When Columbus landed, it was said you could walk from one end of the island to the other and always be in the shade of a tree.  The image of Columbus clanking along-  in his armor, in the humidity, thru 600 miles of jungle - boggles the mind.  

It is said if you want to see the finest Cuban cedar and mahogany...you have to go to Spain.  It's in all the grand houses and palaces there.  

After the revolution Cuba was 86% deforested; Las Terrases is a response to that.  Vegetation is now dense; there are pines and cedars, orchids and tropical ginger blooming below.  There is a small hotel (we don't visit), a model coffee shop (Cuban frappucinos, or as Miha puts it, "Coffee!  Another reason to drink rum!")  It's called carajillo, that coffee with rum, and it must be pretty popular if it's been named.   Starbucks, take note.

There is a pre-school with paiper maiche toys (so sad) and a little boy trying to climb the fence.  
The despair and sadness in his eyes will haunt me forever.  I want to tuck him under my arm and take him home.  Even as I write I am teary.

There is an old folks' home we drive around but don't stop to visit.   I feel like we are looking at Cubans in a zoo.  The old folks must have been acting up?

We visit the home of Polo Montañez, a musician who died in a drunk-driving accident.  His drinking, his driving.  
And an an artist, Lester Lamas.  Polo and Lester have lovely homes on a lake with a fresh breeze.  
So different from the shacks we saw along the railroad tracks, so different from the crumbling squatters' abodes in Havana.  We ask "How do you get to live here?" and are told you just have to ask.  I'm guessing you have know the right person to ask, or be related to that person.  And not have demerits from the Committee For The Defense Of The Revolution.   I bet fame helps too... 

Free enterprise is alive and well here; Lester has paintings and prints and postcards for sale.  Have you seen an American artist's studio? With the piles of paint tubes and coffee cans full of brushes?   

The embargo affects art supplies too.   I have more brushes and paint than he does, and the only thing I paint is the bathroom.  

There is zip-lining and a ration line:
Even the dog has to line up.  Rations used to include rum, cigars and cigarettes.  No more.  Rice and beans, sugar, a little meat, and hopefully something for the dog.

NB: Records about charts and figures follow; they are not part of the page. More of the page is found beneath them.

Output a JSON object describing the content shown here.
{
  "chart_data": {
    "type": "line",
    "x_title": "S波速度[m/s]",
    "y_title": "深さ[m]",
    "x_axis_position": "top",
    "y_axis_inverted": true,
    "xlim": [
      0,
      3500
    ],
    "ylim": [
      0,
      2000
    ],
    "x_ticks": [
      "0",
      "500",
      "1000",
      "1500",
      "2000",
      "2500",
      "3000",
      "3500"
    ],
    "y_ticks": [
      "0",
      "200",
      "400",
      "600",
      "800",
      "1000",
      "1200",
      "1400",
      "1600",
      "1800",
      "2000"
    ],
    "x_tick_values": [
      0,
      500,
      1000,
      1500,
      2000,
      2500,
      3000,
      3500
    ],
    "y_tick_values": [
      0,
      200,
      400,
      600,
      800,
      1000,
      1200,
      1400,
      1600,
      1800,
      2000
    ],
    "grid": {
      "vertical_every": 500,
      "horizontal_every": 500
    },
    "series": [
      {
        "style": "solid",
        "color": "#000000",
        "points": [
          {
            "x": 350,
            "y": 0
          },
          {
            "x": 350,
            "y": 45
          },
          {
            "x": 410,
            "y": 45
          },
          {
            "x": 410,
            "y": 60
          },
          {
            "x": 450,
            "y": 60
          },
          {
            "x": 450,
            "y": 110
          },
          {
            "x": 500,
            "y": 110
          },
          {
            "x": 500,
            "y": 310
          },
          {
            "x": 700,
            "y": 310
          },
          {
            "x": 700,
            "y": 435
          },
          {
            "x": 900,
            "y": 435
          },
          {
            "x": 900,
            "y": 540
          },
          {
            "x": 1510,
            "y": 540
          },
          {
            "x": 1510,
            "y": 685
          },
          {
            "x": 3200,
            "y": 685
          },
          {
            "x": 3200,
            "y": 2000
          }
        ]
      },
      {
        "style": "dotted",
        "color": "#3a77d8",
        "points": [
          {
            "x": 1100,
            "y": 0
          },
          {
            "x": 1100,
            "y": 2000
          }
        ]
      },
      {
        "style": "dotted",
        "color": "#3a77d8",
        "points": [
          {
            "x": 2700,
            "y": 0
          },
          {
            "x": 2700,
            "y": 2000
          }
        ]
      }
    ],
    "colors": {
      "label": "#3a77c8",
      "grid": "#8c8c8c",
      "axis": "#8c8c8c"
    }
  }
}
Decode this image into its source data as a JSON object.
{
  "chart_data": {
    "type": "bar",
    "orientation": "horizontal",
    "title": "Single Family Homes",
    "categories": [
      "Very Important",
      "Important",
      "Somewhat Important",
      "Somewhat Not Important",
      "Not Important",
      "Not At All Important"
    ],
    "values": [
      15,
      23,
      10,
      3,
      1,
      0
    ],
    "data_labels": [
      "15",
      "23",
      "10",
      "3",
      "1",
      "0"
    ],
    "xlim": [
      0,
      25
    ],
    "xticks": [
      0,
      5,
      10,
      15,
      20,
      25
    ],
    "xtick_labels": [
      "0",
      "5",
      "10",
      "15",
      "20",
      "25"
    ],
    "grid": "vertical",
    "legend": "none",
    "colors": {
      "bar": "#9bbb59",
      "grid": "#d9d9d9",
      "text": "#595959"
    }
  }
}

We lunch at the edge of a ravine surrounded by birds calling from the trees...
And as this is Cuba and there is music everywhere, Group Polo Montañez plays for us.  And has their CD for sale.  They were nominated for a grammy in 2003.  Like the Buena Vista Social Club only younger and more hip-hoppy.   More on the Buena Vista SC later...
Did I mention every street and rest-stop band has a CD for sale? We buy lots of CDs.  Come over this summer for Mojitos and Music.

CDs are one of the only things you can bring back from Cuba.  No t-shirts, nothing manufactured.  Music and art and handicrafts are okay.  What weird foreign policy gets down to the shopping level?